È ormai appurato, infatti, che quella che si pensava potesse essere una patologia polmonare isolata diventa, nei casi più gravi, una vera e propria sindrome sistemica determinando una insufficienza multiorgano.

Il ricorso alle cure in ambiente intensivo tra i pazienti ospedalizzati ha rappresentato una evenienza non rara, come testimoniato dai primi report asiatici e confermato dalle stime europee e nordamericane, che riportano percentuali tra il 14.2 e il 26%. Tra i dati che più hanno destato interesse e palesato quanto i malati COVID-19 si differenziassero dai malati colpiti dalle polmoniti virali non COVID-19 è sicuramente da annoverare la mortalità nelle terapie intensive.

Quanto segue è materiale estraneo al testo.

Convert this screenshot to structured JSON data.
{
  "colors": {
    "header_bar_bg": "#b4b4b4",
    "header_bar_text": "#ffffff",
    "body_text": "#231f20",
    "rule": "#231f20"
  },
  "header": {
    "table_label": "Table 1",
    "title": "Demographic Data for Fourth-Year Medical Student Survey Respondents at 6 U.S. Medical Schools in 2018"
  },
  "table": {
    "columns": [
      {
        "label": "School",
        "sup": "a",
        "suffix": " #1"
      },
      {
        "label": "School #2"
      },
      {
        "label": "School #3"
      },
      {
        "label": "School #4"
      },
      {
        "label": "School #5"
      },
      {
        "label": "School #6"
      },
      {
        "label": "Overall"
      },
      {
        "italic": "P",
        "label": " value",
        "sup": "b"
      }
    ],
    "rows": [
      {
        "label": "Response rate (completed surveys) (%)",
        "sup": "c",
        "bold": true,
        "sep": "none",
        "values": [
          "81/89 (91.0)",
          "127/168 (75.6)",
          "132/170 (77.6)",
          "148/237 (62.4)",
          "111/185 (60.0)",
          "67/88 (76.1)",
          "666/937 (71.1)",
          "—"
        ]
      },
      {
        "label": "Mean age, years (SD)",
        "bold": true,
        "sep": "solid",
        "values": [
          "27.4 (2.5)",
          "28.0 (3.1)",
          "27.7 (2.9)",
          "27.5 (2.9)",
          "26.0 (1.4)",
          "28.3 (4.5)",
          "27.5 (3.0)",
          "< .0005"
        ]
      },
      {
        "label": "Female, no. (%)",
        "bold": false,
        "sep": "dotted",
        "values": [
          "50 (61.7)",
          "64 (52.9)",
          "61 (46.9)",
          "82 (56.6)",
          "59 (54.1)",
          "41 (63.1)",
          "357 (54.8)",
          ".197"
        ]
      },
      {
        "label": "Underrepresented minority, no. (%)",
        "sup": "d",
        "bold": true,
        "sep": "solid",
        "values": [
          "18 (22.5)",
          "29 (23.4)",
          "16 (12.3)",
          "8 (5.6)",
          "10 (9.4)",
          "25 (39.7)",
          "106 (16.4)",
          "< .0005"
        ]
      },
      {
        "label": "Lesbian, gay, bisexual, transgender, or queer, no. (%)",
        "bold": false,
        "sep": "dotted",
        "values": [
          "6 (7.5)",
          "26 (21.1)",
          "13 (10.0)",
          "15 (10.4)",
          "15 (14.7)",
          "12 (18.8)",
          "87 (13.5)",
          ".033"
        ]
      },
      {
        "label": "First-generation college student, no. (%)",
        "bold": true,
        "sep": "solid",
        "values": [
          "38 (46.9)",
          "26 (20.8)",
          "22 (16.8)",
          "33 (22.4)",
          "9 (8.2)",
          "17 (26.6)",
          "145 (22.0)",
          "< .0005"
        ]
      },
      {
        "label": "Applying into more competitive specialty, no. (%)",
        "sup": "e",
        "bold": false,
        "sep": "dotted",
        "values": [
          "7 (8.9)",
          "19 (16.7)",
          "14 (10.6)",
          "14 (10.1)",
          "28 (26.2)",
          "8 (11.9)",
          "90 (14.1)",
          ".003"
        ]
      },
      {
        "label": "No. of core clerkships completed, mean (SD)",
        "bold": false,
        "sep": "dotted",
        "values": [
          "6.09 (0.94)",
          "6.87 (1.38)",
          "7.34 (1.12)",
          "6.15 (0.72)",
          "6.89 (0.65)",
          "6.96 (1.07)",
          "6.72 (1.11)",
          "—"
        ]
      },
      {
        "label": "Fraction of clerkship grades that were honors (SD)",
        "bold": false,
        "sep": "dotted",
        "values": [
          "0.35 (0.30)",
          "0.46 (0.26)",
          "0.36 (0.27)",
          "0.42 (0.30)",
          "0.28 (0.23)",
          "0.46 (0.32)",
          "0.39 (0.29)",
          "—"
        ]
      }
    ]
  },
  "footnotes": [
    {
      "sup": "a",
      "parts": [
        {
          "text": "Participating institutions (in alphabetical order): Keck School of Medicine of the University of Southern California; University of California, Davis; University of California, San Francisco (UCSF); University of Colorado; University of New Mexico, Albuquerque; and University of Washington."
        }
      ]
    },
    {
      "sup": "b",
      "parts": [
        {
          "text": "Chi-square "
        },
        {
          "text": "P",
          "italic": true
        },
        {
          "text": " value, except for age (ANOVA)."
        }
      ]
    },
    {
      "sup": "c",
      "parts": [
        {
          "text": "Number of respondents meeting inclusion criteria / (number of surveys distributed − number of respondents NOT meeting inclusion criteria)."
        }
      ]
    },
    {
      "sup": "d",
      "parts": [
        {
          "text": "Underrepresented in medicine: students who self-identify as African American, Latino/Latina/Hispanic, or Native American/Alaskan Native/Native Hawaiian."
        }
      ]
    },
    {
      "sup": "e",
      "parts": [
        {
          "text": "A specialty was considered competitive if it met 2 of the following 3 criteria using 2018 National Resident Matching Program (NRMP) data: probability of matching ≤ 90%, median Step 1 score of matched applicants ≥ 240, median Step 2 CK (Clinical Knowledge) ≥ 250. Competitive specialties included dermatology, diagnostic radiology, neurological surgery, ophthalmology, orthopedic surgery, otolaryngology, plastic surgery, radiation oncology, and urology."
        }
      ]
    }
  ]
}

Nonostante più di 190.000 persone siano già decedute per COVID-19 in tutto il mondo, i dati disponibili sulla mortalità dei pazienti ricoverati in terapia intensiva sottoposti ad intubazione e ventilati artificialmente sono pochi e molto discordanti tra di loro.

Se lette in maniere frettolosa e superficiale tali differenze di mortalità in gruppi apparentemente simili di malati, potrebbero far pensare a qualità di cure e risorse significativamente diverse tra i diversi paesi o diversi ospedali nello stesso paese. Tuttavia, come a volte accade, le ragioni alla base sono da ricercare nella metodologia utilizzata.

I primi lavori condotti in Cina riportano una mortalità elevatissima nei pazienti sottoposti a ventilazione invasiva. Uno studio monocentrico osservazionale retrospettivo ha raccolto dati da 52 pazienti ricoverati in ICU a Wuhan tra il 24 Dicembre 2019 e il 26 Gennaio 2020, riportando una mortalità dell’81% (n=19) con 3 pazienti ancora ricoverati in terapia intensiva al termine dei 28 giorni di follow-up.

Un ulteriore studio condotto su pazienti ricoverati in due distinti ospedali di Wuhan ha raccolto informazioni su pazienti ivi ricoverati tra il 29 dicembre 2019 e il 31 gennaio 2020. Tra i pazienti sottoposti a ventilazione meccanica invasiva, la mortalità è risultata del del 97% (n=31), con un follow-up totale per i pazienti ricoverati in terapia intensiva non deceduti di 8 giorni [intervallo interquartile 4 –12], sovrapponibile con quello dei non sopravvissuti.

Dati da oltreoceano ci giungono da uno studio che ha preso in considerazione lo stato di New York, in particolare la rete del Northwell Health a cui afferiscono circa 11 milioni di pazienti. Lo studio ha preso in considerazione i ricoveri ospedalieri di pazienti COVID-19 dall’1 marzo 2020 al 4 aprile 2020, con questa data presa come termine del follow-up.

Su un totale di 2,634 tra dimessi e deceduti, il 12% (n=320) hanno ricevuto ventilazione meccanica invasiva. Di questi l’88.1% (n=282) sono deceduti.

Tuttavia, ciò che maggiormente suscita interesse in questo report è rappresentato dalla mediana della durata della degenza dei pazienti il cui valore più elevato è di 5.5 giorni [intervallo interquartile 2.9-8.4] nei pazienti deceduti con età compresa tra 18 e 65 anni (n=134)].

Pertanto, seppur con una mortalità assimilabile ai dati cinesi, la durata di degenza risulta simile al report inglese e sorprendentemente più bassa di quella riportata dagli stessi studi cinesi e dallo studio lombardo.